If a Creed is what one believes – I believe in the church because of its inseparable connection to Christ. The Bible is clear that the church is the body of Christ, and Christ is its head. This means that if a person believes in Jesus, he/she must believe in the church. If Creed is what one believes – and this week is the church – here’s what I believe about the church:

I BELIEVE:
• In the body of people who have given their lives to Jesus Christ, are committed to unity in the truth; and to reconciling the world to God – one life at a time.
• The church is people not structures, buildings, or denominations. I fully get that these are structural aspects but they are not themselves what I’m after.
• Not in going to church but in being the church.
• The church is not an antiquated hymn sing but an unstoppable force.
• The church is not hired ministers who do ministry, but every believer committed and involved in doing the work of Christ.
• The church is democratic and equal access.
• In the church there are no classes of important or unimportant people regardless of status in life, money, health or handicap, strength or weakness.
• The church lives on truth and grace, and gives both lavishly.
• The church is where you can be most yourself because the head of the church is the creator of your being.
• The church is people of repentance, grown on humility, fueled by grace, filled with gratitude, and raised for eternity.
• The church thrives on vision, lives on love, and welcomes honest skeptics and seekers.
• The church is at it’s best when it’s the underdog, at it’s worst when it’s arrogant and full of itself.
• The church is a healing place.
• The church is organic not institutional, relational over programmed – planted by God, given life by His spirit, alive, growing, inviting, seeking.
• In the church as tribe, an intergenerational community living the reality of our lives honestly together, without masks and the tiresome games of trying to impress one another with impressions based on our insecurities.
• In the separation of Church and state, not because I don’t think people should be able to express their faith in public but because I don’t want the state involved in the church.
• The church is a community of seekers, not a club of knowers. There are few things more enjoyable than a humble community of welcoming people; and few things more repelling than a group of proud people – know it alls, full of self righteous satisfaction.
• The church is a movement of His mercy, an agent of reconciliation, a harbinger of His healing and the greatest force for good the world has ever known.
• The church is imperfect people serving a perfect God.
• The church is nothing less than a spreading fire of God’s reconciling and redeeming love.
• The church does not arrive, does not settle, does not stop seeking God, nor seeking to help people find God.

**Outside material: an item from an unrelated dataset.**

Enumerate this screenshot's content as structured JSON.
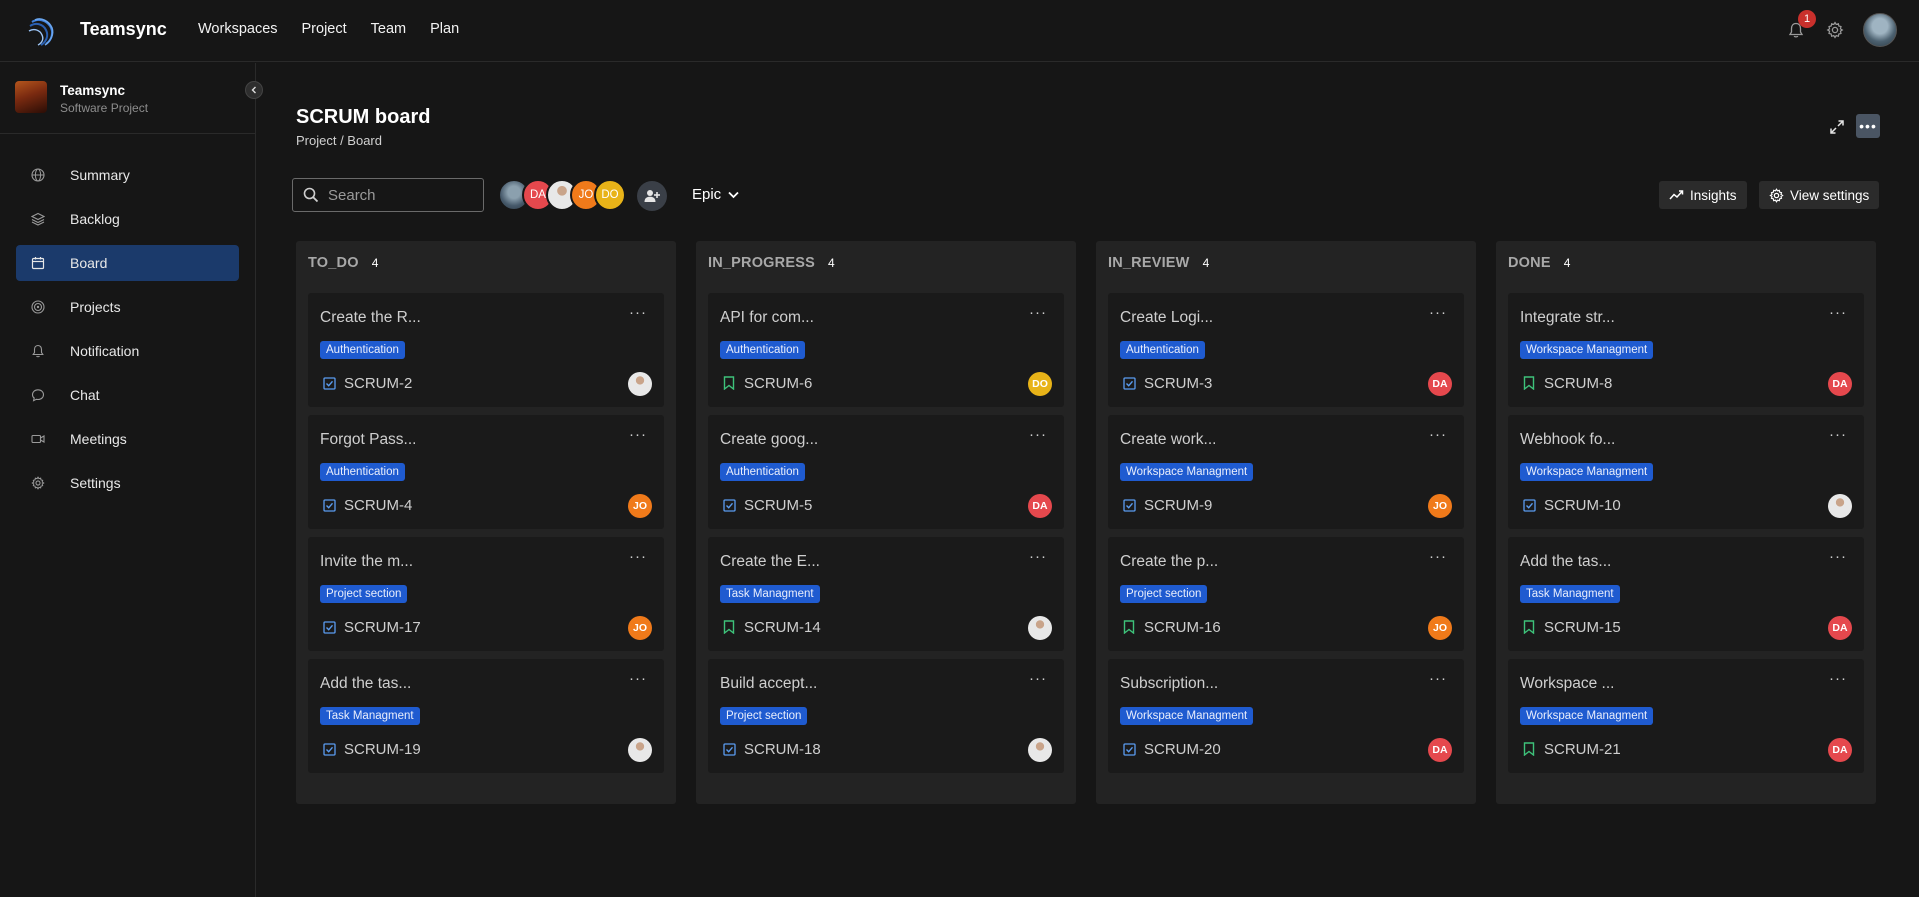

• The church does not support missions, it IS a mission. It sees itself this way, structures itself accordingly, and sacrifices significantly – to reach the people of it’s town – its city – regardless of that city’s geographic location – near or far.
• A church that thinks it’s a church and not a mission misses the point of being the church. You can start playing taps there, because the church exists for mission as a fire exists for burning and anything less is really a waste of time.
• The church is a catalyst for change, a laboratory of creativity, and a movement of redemption – that is always asking how we can serve God better, and reach people more effectively. Freshness and newness are part of our life blood, because our Head is the one who said “behold I am making all things new.”

This is what I believe about the church. This is why I do what I do and this is what I hope you’ll believe too.